During a discussion on the future of the United States Postal Service held on Capitol Hill Tuesday, Dr. Sheldon Garon, a professor of History and East Asian Studies at Princeton University, said the USPS might experience greater revenues if additional services are implemented at post offices across America.
Garon detailed the long historical trajectory of postal savings by banks worldwide in both developing and developed countries, adding that at one time, the United States had a postal saving system, but that the system was phased out by savings bonds during World War II and the FDIC by 1966.
Many other countries, including Germany, France, Switzerland, and Japan, have surviving postal savings banks as well as additional banking and monetary services.
While conceding that savings accounts at the Post Office may seem like a “pretty wacky idea,” Garon went on to explain that additional services might just be the way to save the postal service and increase revenue, especially during a time of exceeding cuts to funding and major declines in mail volume. He said such services could be “creative,” such as savings/checking accounts, debit cards, money orders, and electronic banking.

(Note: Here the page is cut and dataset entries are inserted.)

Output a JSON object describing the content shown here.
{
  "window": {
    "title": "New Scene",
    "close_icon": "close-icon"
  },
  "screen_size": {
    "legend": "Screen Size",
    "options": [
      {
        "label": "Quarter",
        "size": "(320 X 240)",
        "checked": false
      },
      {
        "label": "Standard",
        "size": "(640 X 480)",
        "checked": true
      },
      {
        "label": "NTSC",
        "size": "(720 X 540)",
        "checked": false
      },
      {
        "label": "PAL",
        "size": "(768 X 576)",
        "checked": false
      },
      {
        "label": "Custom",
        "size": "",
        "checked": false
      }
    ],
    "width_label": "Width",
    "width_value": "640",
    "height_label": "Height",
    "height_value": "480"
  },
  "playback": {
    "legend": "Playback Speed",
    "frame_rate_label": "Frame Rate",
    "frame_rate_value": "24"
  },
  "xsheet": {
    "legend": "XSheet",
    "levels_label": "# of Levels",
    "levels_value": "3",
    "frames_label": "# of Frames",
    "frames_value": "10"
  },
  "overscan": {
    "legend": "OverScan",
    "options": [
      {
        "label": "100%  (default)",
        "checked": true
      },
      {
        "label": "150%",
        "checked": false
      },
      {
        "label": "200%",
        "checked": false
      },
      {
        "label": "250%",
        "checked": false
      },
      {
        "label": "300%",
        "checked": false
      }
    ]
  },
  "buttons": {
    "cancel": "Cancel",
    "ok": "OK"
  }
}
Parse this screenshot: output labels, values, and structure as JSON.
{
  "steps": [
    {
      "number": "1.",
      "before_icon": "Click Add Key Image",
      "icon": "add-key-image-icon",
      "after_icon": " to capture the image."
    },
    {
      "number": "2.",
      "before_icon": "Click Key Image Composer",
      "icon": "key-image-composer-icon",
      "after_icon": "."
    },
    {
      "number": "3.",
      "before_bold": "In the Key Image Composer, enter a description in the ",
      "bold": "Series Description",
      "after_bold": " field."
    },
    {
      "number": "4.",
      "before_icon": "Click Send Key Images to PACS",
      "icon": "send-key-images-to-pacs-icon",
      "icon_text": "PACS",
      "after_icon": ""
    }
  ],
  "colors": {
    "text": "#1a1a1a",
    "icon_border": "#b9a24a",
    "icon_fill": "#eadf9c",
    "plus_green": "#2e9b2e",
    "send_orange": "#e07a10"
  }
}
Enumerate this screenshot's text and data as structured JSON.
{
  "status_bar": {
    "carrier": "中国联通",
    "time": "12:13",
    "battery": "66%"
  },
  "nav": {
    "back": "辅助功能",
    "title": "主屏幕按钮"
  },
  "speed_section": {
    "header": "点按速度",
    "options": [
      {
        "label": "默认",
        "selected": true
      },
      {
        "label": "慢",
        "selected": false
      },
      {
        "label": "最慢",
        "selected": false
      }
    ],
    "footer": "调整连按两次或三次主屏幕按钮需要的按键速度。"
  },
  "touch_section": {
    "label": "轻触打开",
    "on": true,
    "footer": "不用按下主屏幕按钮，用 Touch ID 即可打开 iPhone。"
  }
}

Despite a hunger strike held by the Community and Postal Workers United aimed at discouraging privatization, Garon said that partnering with the private sector, if postal banking is restored, would allow access to low income and younger customers.
Garon emphasized, however, that in order for these services to come to fruition, laws need to be changed. Some services offered by the USPS are “grandfathered [in],” but others sit in “murky” standing and probably require legislative adjustments.
“[The] law’s gotta be changed. It’s gotta be modernized,” Garon said.